Here's a recent Mallard Fillmore cartoon. It portrays president Obama making two inferences. First, there is the argument by projected increase:
P1: The rate of entitlements in 1962 was 6%
P2: The rate of entitlements in 2012 is 35%
C1: Entitlements are increasing at a rate of .58% a year.
The second inference is the regular conservative culture of dependency argument:
P3: If one depends on entitlements, one is dependent on the state.
P4: If one is dependent on the state, then one will vote for the welfare state
P5: If one votes for the welfare state, then one will vote for liberals.
C2: Those dependent on entitlements will vote for liberals.
Putting C1 and C2 together yield the final conclusion:
C3: The proportional voting block for liberals is increasing at .58% a year.
There are other features of the presentation in the background, too, namely, that it's implied that Obama already knows about the culture of dependency argument, and that because of that, he's arranged to make P2 true. That is, it's a politically motivated move to make people dependent so as to make them Democrats.
Now, I think it's clear that Fillmore is displaying the inferences here critically. So what's the critical edge to it? Here's my best try to reconstruct it: the implication is that Obama is intentionally making people dependent on government assistance to make them more liberal. That will make them more inclined to vote for him and his party in this and upcoming elections.
But two questions here. First, I don't think it's appropriate to attribute the first argument to Obama. Few people would think that rates of increase like this are projectable. There was a story circulating a few years back that given the rate of dropoff of jobs in philosophy in the last year, we're only three years away from having NO jobs.
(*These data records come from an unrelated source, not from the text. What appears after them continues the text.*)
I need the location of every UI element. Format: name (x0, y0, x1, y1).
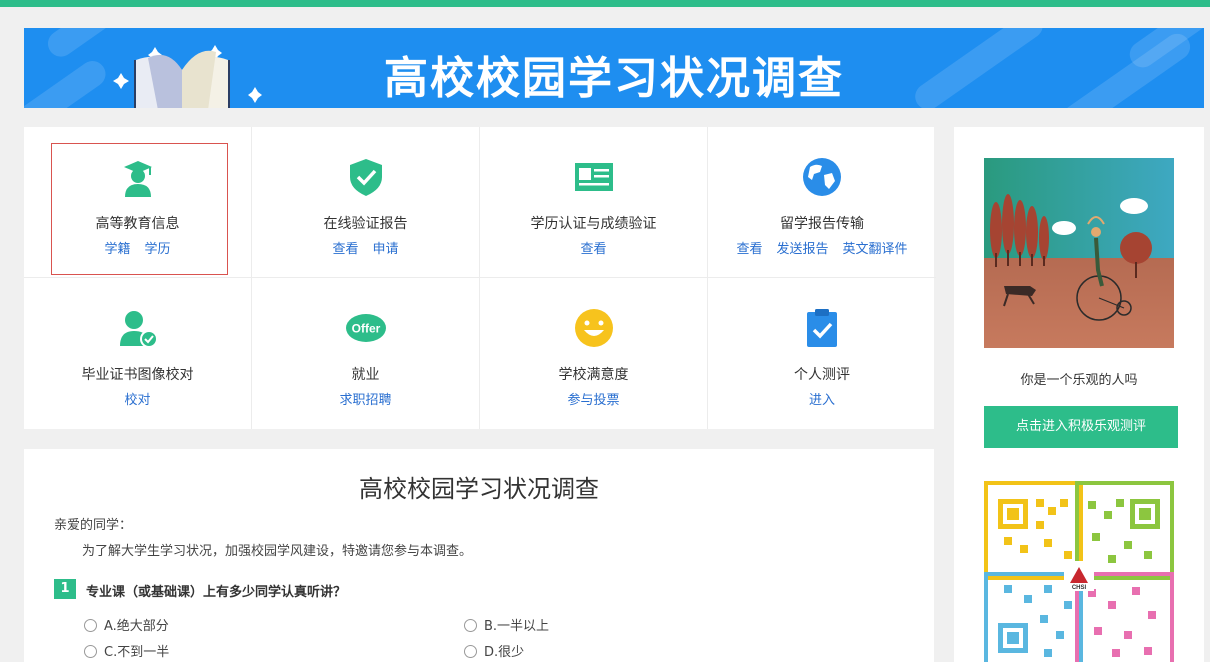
radio-button[interactable] (84, 645, 97, 658)
service-employment: Offer 就业 求职招聘 (252, 278, 480, 429)
service-overseas-report: 留学报告传输 查看 发送报告 英文翻译件 (708, 127, 936, 278)
service-degree-authentication: 学历认证与成绩验证 查看 (480, 127, 708, 278)
service-name: 学校满意度 (558, 367, 629, 383)
service-name: 个人测评 (794, 367, 850, 383)
qr-logo-text: CHSI (1072, 585, 1087, 591)
option-a[interactable]: A.绝大部分 (84, 615, 169, 634)
service-diploma-image-check: 毕业证书图像校对 校对 (24, 278, 252, 429)
option-label: A.绝大部分 (104, 619, 169, 634)
smiley-icon (575, 309, 613, 347)
link-apply[interactable]: 申请 (373, 242, 399, 257)
option-label: D.很少 (484, 645, 525, 660)
service-name: 就业 (351, 367, 380, 383)
service-online-verification: 在线验证报告 查看 申请 (252, 127, 480, 278)
option-d[interactable]: D.很少 (464, 641, 524, 660)
link-view[interactable]: 查看 (736, 242, 762, 257)
clipboard-check-icon (807, 309, 837, 347)
link-vote[interactable]: 参与投票 (567, 393, 619, 408)
link-view[interactable]: 查看 (580, 242, 606, 257)
service-links: 查看 申请 (252, 238, 479, 257)
link-view[interactable]: 查看 (332, 242, 358, 257)
survey-intro: 为了解大学生学习状况，加强校园学风建设，特邀请您参与本调查。 (82, 544, 473, 559)
option-c[interactable]: C.不到一半 (84, 641, 169, 660)
graduate-icon (124, 161, 152, 197)
service-school-satisfaction: 学校满意度 参与投票 (480, 278, 708, 429)
service-name: 毕业证书图像校对 (81, 367, 194, 383)
option-label: B.一半以上 (484, 619, 550, 634)
service-personal-assessment: 个人测评 进入 (708, 278, 936, 429)
service-name: 高等教育信息 (95, 216, 180, 232)
top-accent-bar (0, 0, 1210, 7)
service-links: 查看 (480, 238, 707, 257)
service-higher-education-info: 高等教育信息 学籍 学历 (24, 127, 252, 278)
option-label: C.不到一半 (104, 645, 170, 660)
service-links: 求职招聘 (252, 389, 479, 408)
radio-button[interactable] (464, 645, 477, 658)
option-b[interactable]: B.一半以上 (464, 615, 549, 634)
link-send-report[interactable]: 发送报告 (776, 242, 828, 257)
question-number: 1 (54, 579, 76, 599)
sidebar-caption: 你是一个乐观的人吗 (1020, 373, 1138, 388)
service-name: 留学报告传输 (780, 216, 864, 232)
link-job-search[interactable]: 求职招聘 (339, 393, 391, 408)
shield-check-icon (350, 159, 382, 196)
service-links: 学籍 学历 (24, 238, 251, 257)
service-links: 校对 (24, 389, 251, 408)
radio-button[interactable] (464, 619, 477, 632)
globe-icon (803, 158, 841, 196)
banner-title: 高校校园学习状况调查 (384, 53, 844, 104)
service-name: 在线验证报告 (323, 216, 408, 232)
optimism-illustration (984, 158, 1174, 348)
service-grid: 高等教育信息 学籍 学历 在线验证报告 查看 申请 学历认证与成绩验证 查看 留… (24, 127, 936, 429)
survey-panel: 高校校园学习状况调查 亲爱的同学： 为了解大学生学习状况，加强校园学风建设，特邀… (24, 449, 934, 662)
sidebar: 你是一个乐观的人吗 点击进入积极乐观测评 CHSI (954, 127, 1204, 662)
optimism-test-button[interactable]: 点击进入积极乐观测评 (984, 406, 1178, 448)
link-proofread[interactable]: 校对 (124, 393, 150, 408)
link-enter[interactable]: 进入 (809, 393, 835, 408)
service-links: 参与投票 (480, 389, 707, 408)
question-text: 专业课（或基础课）上有多少同学认真听讲？ (86, 585, 347, 600)
user-check-icon (120, 311, 158, 348)
certificate-card-icon (575, 163, 613, 191)
offer-badge-text: Offer (352, 322, 381, 336)
offer-badge-icon: Offer (346, 314, 386, 342)
survey-greeting: 亲爱的同学： (54, 518, 133, 533)
banner: 高校校园学习状况调查 (24, 28, 1204, 108)
survey-title: 高校校园学习状况调查 (359, 475, 599, 503)
service-name: 学历认证与成绩验证 (530, 216, 657, 232)
service-links: 进入 (708, 389, 936, 408)
service-links: 查看 发送报告 英文翻译件 (708, 238, 936, 257)
radio-button[interactable] (84, 619, 97, 632)
link-student-status[interactable]: 学籍 (104, 242, 130, 257)
link-academic-record[interactable]: 学历 (145, 242, 171, 257)
qr-code-icon: CHSI (984, 481, 1174, 662)
link-english-translation[interactable]: 英文翻译件 (843, 242, 908, 257)
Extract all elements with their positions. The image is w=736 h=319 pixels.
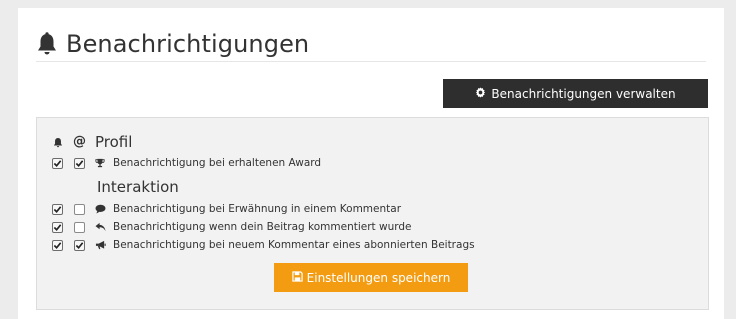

Of course, few precipitous dropoffs are projectable, as there are natural bottoms and tops to markets. So even after the precipitious dropoff in PHIL jobs, it hit a bottom. The same, presumably, is the case with dependency, at least in the sense of entitlement deployed here.
The second is whether the second argument is right, too. England has a conservative party. They win elections. Shouldn't that be enough to show that government assistance doesn't guarantee political affiliation?
Regardless, the weird thing is that the Fillmore cartoon presents the very bad inferences as not just intellectual moves, but as plans.